# Experiment 3: More Data

The previous experiment attempted to achieve high accuracy by using better features. Using the features that we found to work best we will increase the size of our dataset to investigate the impact. The previous experiment attempted to replicate the results of a paper, however this paper did not seem to use all of the data available to it. Here we will use all of the available data, while maintaining the balance of our two classes. The data used here will be about 10x bigger than in the last experiment.

In [1]:
from protos import review_set_pb2, review_pb2
review_set = review_set_pb2.ReviewSet()
with open("data/yelpZip", 'rb') as f:
  review_set.ParseFromString(f.read())
print(len(review_set.reviews))

608598


Now we split our dataset into fake and genuine, but also store the reviews that we didn't use.

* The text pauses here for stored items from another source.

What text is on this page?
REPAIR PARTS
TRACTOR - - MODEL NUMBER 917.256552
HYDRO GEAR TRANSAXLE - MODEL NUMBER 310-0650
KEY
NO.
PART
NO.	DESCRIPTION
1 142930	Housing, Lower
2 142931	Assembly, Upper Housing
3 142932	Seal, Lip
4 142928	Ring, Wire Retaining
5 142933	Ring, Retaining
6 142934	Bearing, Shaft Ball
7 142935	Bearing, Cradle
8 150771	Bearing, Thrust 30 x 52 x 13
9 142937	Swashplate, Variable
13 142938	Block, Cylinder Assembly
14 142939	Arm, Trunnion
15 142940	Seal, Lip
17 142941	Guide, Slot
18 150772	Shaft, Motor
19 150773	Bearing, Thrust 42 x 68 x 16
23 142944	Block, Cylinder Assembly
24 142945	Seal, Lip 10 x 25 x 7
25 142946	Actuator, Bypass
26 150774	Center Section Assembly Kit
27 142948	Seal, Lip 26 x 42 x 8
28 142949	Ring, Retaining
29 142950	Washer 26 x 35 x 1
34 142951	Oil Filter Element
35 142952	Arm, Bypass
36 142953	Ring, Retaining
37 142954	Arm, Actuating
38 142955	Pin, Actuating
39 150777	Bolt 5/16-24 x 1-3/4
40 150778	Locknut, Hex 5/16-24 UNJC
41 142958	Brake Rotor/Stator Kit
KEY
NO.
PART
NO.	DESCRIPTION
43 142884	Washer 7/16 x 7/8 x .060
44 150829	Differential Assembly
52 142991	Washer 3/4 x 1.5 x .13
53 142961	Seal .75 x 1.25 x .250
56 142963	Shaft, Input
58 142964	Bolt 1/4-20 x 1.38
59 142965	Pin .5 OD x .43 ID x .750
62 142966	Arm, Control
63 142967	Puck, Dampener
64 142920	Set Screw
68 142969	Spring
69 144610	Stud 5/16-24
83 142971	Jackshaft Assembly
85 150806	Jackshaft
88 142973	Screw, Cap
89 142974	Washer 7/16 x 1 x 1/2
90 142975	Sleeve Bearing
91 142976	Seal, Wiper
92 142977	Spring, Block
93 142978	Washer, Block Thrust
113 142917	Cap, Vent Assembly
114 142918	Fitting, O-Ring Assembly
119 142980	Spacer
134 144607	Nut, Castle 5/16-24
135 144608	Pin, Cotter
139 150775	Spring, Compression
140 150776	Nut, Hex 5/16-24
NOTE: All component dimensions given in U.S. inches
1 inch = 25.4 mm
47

We use all of the fake reviews in the dataset, so the only unused reviews are genuine.

In [2]:
from sklearn.utils import shuffle

fake_reviews = list(filter(lambda x: x.label, review_set.reviews))
count_fake = len(fake_reviews)
genuine_reviews = []
unused_genuine_reviews = []
counter_genuine = 0
for review in shuffle(review_set.reviews):
  if review.label == True:
    continue
  if counter_genuine <= count_fake:
    genuine_reviews.append(review)
    counter_genuine += 1
  else:
    unused_genuine_reviews.append(review)
  
concatted_reviews = fake_reviews + genuine_reviews
print("fake:", len(fake_reviews))
print("real:", len(genuine_reviews))
print("all:", len(concatted_reviews))
print("unused real:", len(unused_genuine_reviews))

fake: 80466
real: 80467
all: 160933
unused real: 447665


In [1]:
from scripts.feature_extraction import get_balanced_dataset
concatted_reviews = get_balanced_dataset()

In [2]:
targets = [x.label for x in concatted_reviews]

In [4]:
from exp4_data_feature_extraction import get_features_maker
get_features = get_features_maker(concatted_reviews)

In [9]:
scoring = {
    'acc': 'accuracy',
    'auroc': 'roc_auc',
    'f1': 'f1'
}

In [13]:
from sklearn.naive_bayes import MultinomialNB
from sklearn.model_selection import cross_validate

predictor_features = get_features(concatted_reviews)
naive_bayes = MultinomialNB()
fold = 10
results = cross_validate(naive_bayes, predictor_features, targets, cv=fold, scoring=scoring, return_train_score=False)
#print("Average accuracy:", sum([x for x in results['test_acc']])/fold)

In [14]:
results

{'fit_time': array([0.46036673, 0.45923424, 0.45915699, 0.45723844, 0.36908245,
        0.37357187, 0.37405682, 0.37362266, 0.37323928, 0.37408853]),
 'score_time': array([0.04839873, 0.04749274, 0.04627275, 0.04383707, 0.03976035,
        0.04009771, 0.04002523, 0.03997731, 0.03998733, 0.04001665]),
 'test_acc': array([0.68787492, 0.69463944, 0.69272495, 0.6854499 , 0.68672623,
        0.6936822 , 0.69332397, 0.68387797, 0.69377074, 0.68713301]),
 'test_auroc': array([0.75767943, 0.76391493, 0.76046234, 0.75584793, 0.75551675,
        0.75623508, 0.75845146, 0.7520655 , 0.76099029, 0.7549497 ]),
 'test_f1': array([0.70892103, 0.71566938, 0.71409061, 0.7076339 , 0.70528907,
        0.71139971, 0.7143112 , 0.70624518, 0.71358644, 0.70583293])}

The accuracy is slightly better with the larger dataset, which shows the last experiment trained quite well on the smaller dataset, or at least that an increase of 10x does not improve the model dramatically.